Фирон поднес банку к губам. В глазах его на мгновение блеснули веселые огоньки.
— Правда? Может получиться интересная картина.
— О мертвых или хорошо, или ничего! — возразил Маркби. — Я приехал к тебе не для того, чтобы выслушивать о ней гадости.
— Черта с два!
— Ну ладно, и для этого тоже. Я ведь полицейский. И часто делаю такие вещи, которые не одобрила бы моя матушка.
— А моя мать, — задумчиво ответил Том, — обычно так напивалась, что ей было наплевать, что я делаю хорошо, а что плохо.
— Я помню твою родню. Особенно бабку со стороны матери. Она жила там, за выгоном, в старом автоприцепе, носила мужскую кепку и сапоги и курила трубку. В детстве я страшно боялся ходить через луг, чтобы не встретить ее. Она была похожа на старую ведьму из пряничного домика. Я думал, она зажарит меня и съест.
— Да, бабка у меня была та еще! — одобрительно произнес Том. — Она была настоящая цыганка, родилась на дороге. Но детей не обижала никогда. Бывало, родители напьются и буянят, а я прибегу к ней и спрячусь. Она замечательно рассказывала сказки. Ну, и еще гадала помаленьку, ворожила — брала по шиллингу за приворот. Когда она умерла, со всей страны на похороны съехались больше сотни человек. Вся ее родня. Цветов и венков было больше, чем на выставке в Челси. Ей устроили настоящие цыганские проводы, а когда все было кончено, родичи погрузили все ее пожитки в старый прицеп, в котором она жила, и подожгли его. По цыганскому обычаю. А знаешь, что было потом? Какой-то дурак сосед заметил дым, позвонил в пожарное депо, и к нам примчался из Бамфорда расчет с сиреной; они все залили своей пеной. — Том вытянул руки над головой и ухмыльнулся.

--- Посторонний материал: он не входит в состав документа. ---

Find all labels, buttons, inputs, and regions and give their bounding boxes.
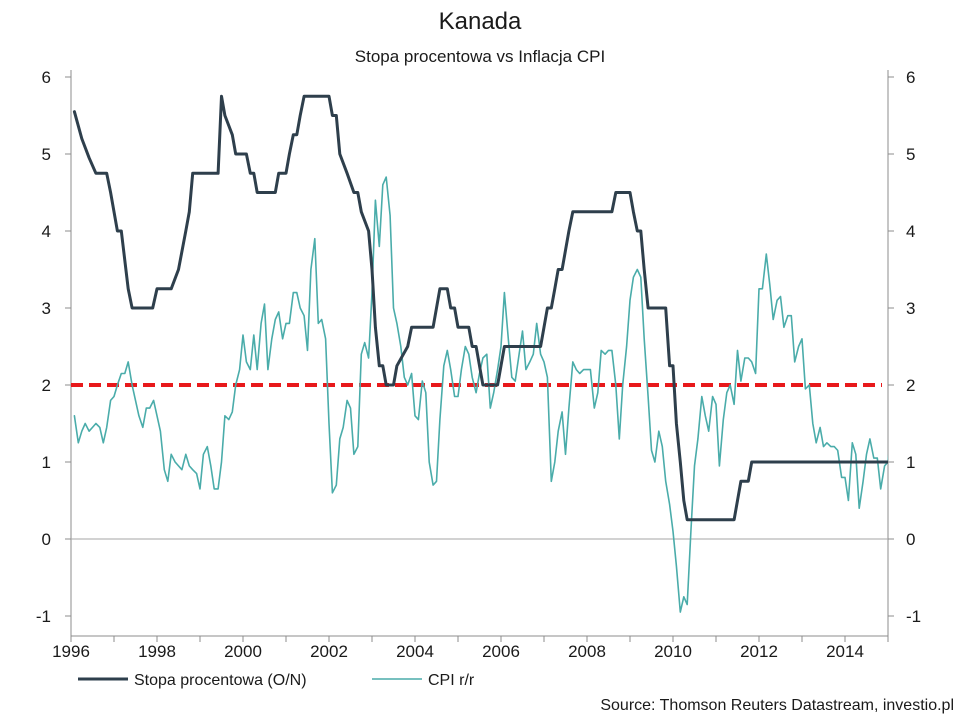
x-tick-label: 1996 <box>52 642 90 661</box>
y-tick-label-right: 6 <box>906 68 915 87</box>
y-tick-label-right: -1 <box>906 607 921 626</box>
x-tick-label: 2008 <box>568 642 606 661</box>
x-tick-label: 2010 <box>654 642 692 661</box>
y-tick-label-left: 6 <box>42 68 51 87</box>
y-tick-label-left: -1 <box>36 607 51 626</box>
y-tick-label-right: 3 <box>906 299 915 318</box>
y-tick-label-right: 0 <box>906 530 915 549</box>
x-tick-label: 1998 <box>138 642 176 661</box>
y-tick-label-left: 0 <box>42 530 51 549</box>
chart-subtitle: Stopa procentowa vs Inflacja CPI <box>355 47 605 66</box>
legend-label-stopa: Stopa procentowa (O/N) <box>134 672 307 689</box>
source-note: Source: Thomson Reuters Datastream, inve… <box>600 697 954 714</box>
x-tick-label: 2004 <box>396 642 434 661</box>
x-tick-label: 2002 <box>310 642 348 661</box>
series-line-cpi <box>73 176 888 613</box>
y-tick-label-right: 4 <box>906 222 915 241</box>
series-line-stopa-procentowa <box>72 94 888 522</box>
y-tick-label-left: 2 <box>42 376 51 395</box>
y-tick-label-right: 1 <box>906 453 915 472</box>
x-tick-label: 2012 <box>740 642 778 661</box>
y-tick-label-right: 5 <box>906 145 915 164</box>
chart-title: Kanada <box>439 8 522 35</box>
x-tick-label: 2000 <box>224 642 262 661</box>
y-tick-label-left: 1 <box>42 453 51 472</box>
x-tick-label: 2014 <box>826 642 864 661</box>
axes: -1 -1 0 0 1 1 2 2 3 3 4 4 5 5 6 6 1996 1998 2000 2002 2004 20… <box>36 68 921 661</box>
legend-label-cpi: CPI r/r <box>428 672 475 689</box>
series-layer <box>72 94 888 613</box>
y-tick-label-left: 3 <box>42 299 51 318</box>
legend: Stopa procentowa (O/N) CPI r/r <box>78 672 475 689</box>
y-tick-label-left: 5 <box>42 145 51 164</box>
y-tick-label-left: 4 <box>42 222 51 241</box>
x-tick-label: 2006 <box>482 642 520 661</box>
y-tick-label-right: 2 <box>906 376 915 395</box>
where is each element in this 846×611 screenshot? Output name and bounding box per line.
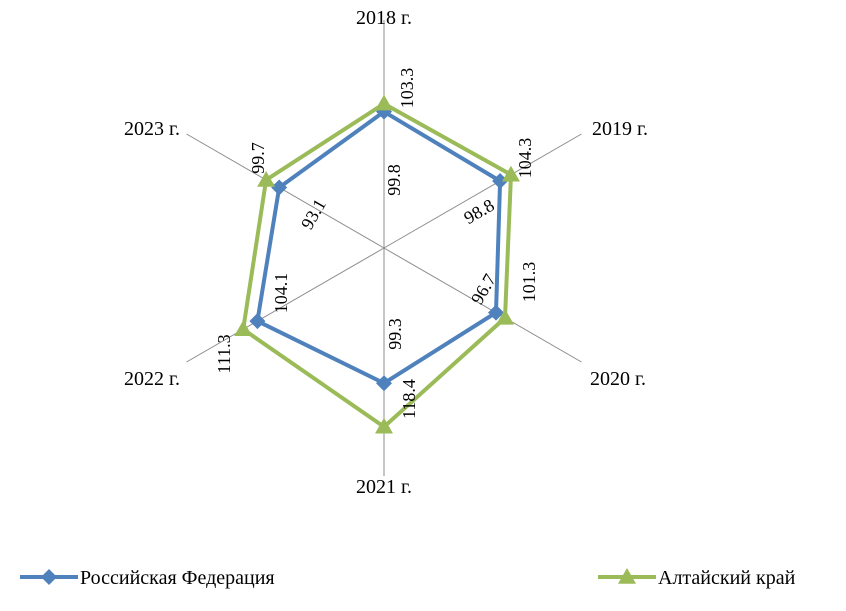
data-point	[375, 417, 393, 434]
axis-spoke-2022-г	[186, 247, 385, 363]
category-label: 2021 г.	[356, 476, 412, 498]
data-point	[249, 313, 266, 330]
legend: Российская Федерация Алтайский край	[20, 567, 796, 589]
category-label: 2020 г.	[590, 368, 646, 390]
legend-swatch-marker	[41, 569, 57, 585]
data-point	[496, 308, 515, 325]
legend-item: Алтайский край	[598, 567, 796, 589]
category-label: 2019 г.	[592, 118, 648, 140]
data-label: 101.3	[519, 262, 539, 303]
category-label: 2022 г.	[124, 368, 180, 390]
axis-spokes	[186, 20, 582, 476]
data-label: 104.3	[515, 138, 535, 179]
axis-spoke-2019-г	[383, 133, 582, 249]
data-label: 99.7	[248, 142, 268, 174]
series-2	[234, 94, 520, 434]
data-label: 118.4	[399, 379, 419, 419]
data-point	[271, 179, 288, 196]
data-label: 104.1	[271, 273, 291, 314]
data-label: 98.8	[460, 195, 497, 228]
data-point	[375, 94, 393, 111]
data-point	[376, 375, 392, 392]
axis-spoke-2020-г	[383, 247, 582, 363]
data-point	[257, 170, 276, 187]
legend-label: Российская Федерация	[80, 567, 275, 589]
category-labels: 2018 г. 2019 г. 2020 г. 2021 г. 2022 г. 2023 …	[124, 7, 648, 498]
series-1	[249, 103, 509, 392]
data-point	[234, 320, 253, 337]
data-point	[492, 172, 509, 189]
data-point	[501, 165, 520, 182]
data-point	[487, 304, 504, 321]
axis-spoke-2023-г	[186, 133, 385, 249]
legend-label: Алтайский край	[658, 567, 796, 589]
series-line	[255, 109, 503, 386]
category-label: 2018 г.	[356, 7, 412, 29]
legend-item: Российская Федерация	[20, 567, 275, 589]
data-label: 99.8	[384, 164, 404, 196]
category-label: 2023 г.	[124, 118, 180, 140]
data-label: 99.3	[385, 318, 405, 350]
data-label: 103.3	[397, 68, 417, 109]
data-label: 111.3	[214, 334, 234, 373]
legend-swatch-marker	[618, 568, 636, 584]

На смуглом лице блеснули белые зубы. — Теперь, Алан, старина, самый уважаемый представитель нашей семьи — я!
— Господи спаси!
— Так с чего ты взял, — продолжал Том, — что я знаю все самые темные тайны Гарриет?
— Не валяй дурака, Том, — сказал Маркби беззлобно. — Как пишут в воскресных газетах, вы с ней были очень близкими друзьями с того самого дня, как она поселилась в Пакс-Коммон.
— Возможно. Но не я один. У нее было много очень близких друзей.
— Давай начнем с Рождества, — предложил Маркби. — Ты видел ее в тот день?
— Нет.
— Когда ты звонил мне и сказал, что злоумышленники выпустили из конюшни лошадей, то обмолвился, что к обеду тебя пригласила какая-то знакомая.
— Да. Но та знакомая была не Гарриет, если тебя это интересует.
Маркби стало не по себе.
— Том, ты ведь знаешь, что при обычных условиях мне было бы достаточно одного твоего слова. Но сейчас я веду следствие. И вынужден спросить, как звали твою знакомую.